바난 정 ( 세프포독심 프로세틸 100mg ) 에 대한 포독수 정의 생물학적 동등성
조성완(Seong Wan Cho),이지혜(Ji Hye Lee),송일용(Il Yong Song),이상길(Sang Kil Lee),차영주(Young Joo Cha),최영욱(Young Wook Choi) 한국약제학회 1999 Journal of Pharmaceutical Investigation Vol.29 No.3
Bioequivalence study of two cefpodoxime preparations, the test drug (Banan^ⓡ: Hanil Pharmaceutical Co., Ltd.) and the reference drug (Podox^ⓡ: Chong Kun Dang Pharmaceutical Co., Ltd.), was conducted according to the guidelines of Korea Food and Drug Administration (KFDA). Sixteen healthy male volunteers, 23.81±2.13 years old and 63.34 ±4.84 ㎏ of body weight in average, were divided randomly into two groups and administered the drug orally at the dose of 200 ㎎ as cefpodoxime proxetil in a 2×2 crossover study. Plasma concentrations of cefpodoxime were analysed by HPLC method for 12 hr after administration. The AUC_(0-12hr) was calculated by the linear trapezoidal rule method, The C_(max) and T_(max) were compiled directly from the plasma drug concentration-time data. Student`s t-test indicated no significant differences between the formulations in these parameters. Analysis of variance (ANOVA) revealed that there were no differences in AUC, C_(max), and T_(max) between the formulations. The apparent differences between the formulations were far less than 20% (e.g., 4.31, 1.99 and 4.30% for AUC, C_(max), and T_(max), respectively). Minimum detectable differences (%) between the formulations at α = 0.05 and 1-β=0.8 were less than 20% (e.g., 13.89, 13.88, and 16.97% for AUC, C_(max), and T_(max), respectively).

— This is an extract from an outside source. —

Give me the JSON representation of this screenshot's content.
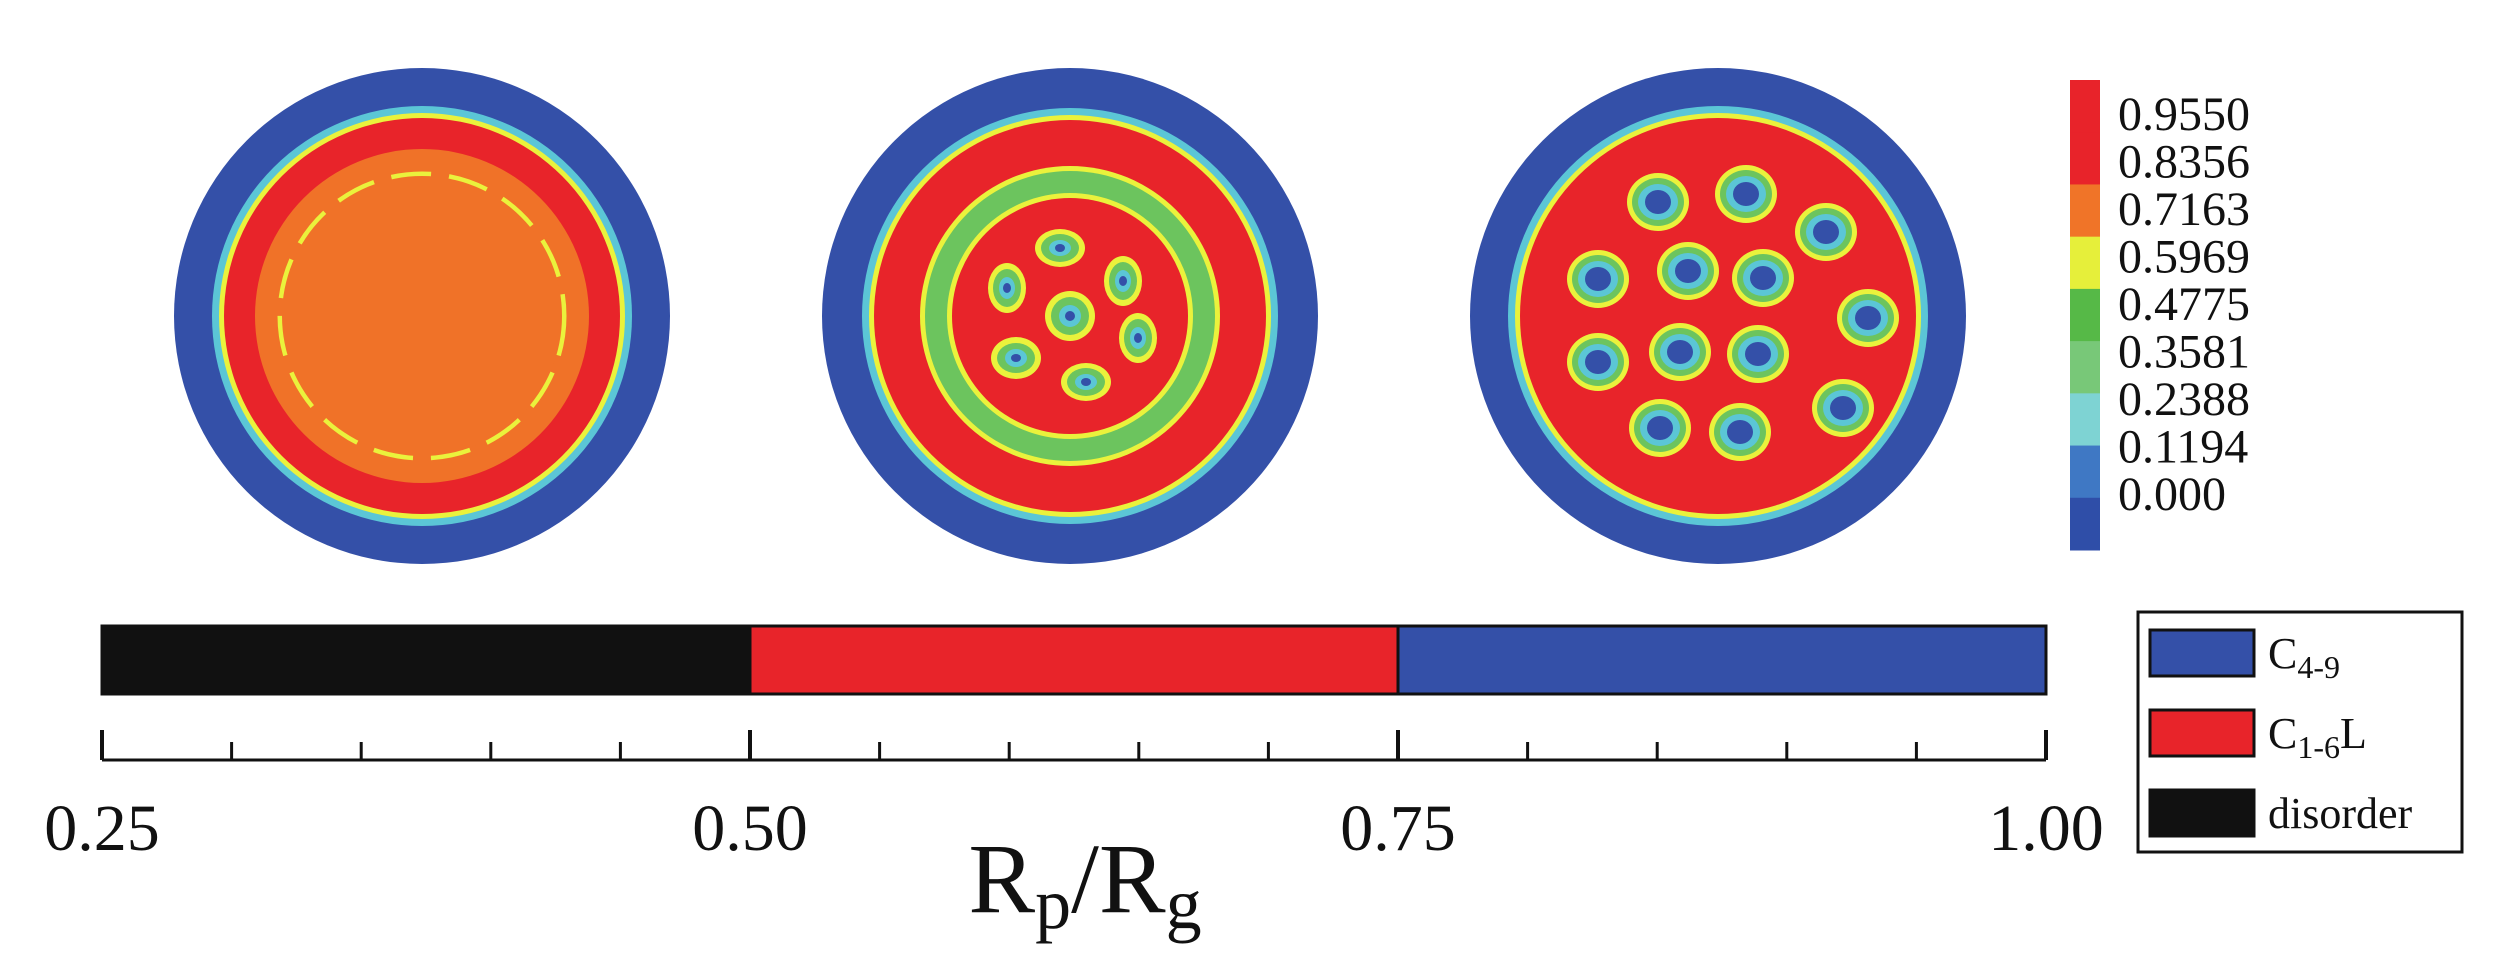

The 90% confidence intervals for these parameters were also within ±20% (e.g., -5.58∼14.20, -7.89∼11.88, and -7.78∼16.38% for AUC, C_(max), and T_(max), respectively). These results satisfied the bioequivalence criteria of KFDA guidelines, indicating that the two formulations of cefpodoxime were bioequivalent.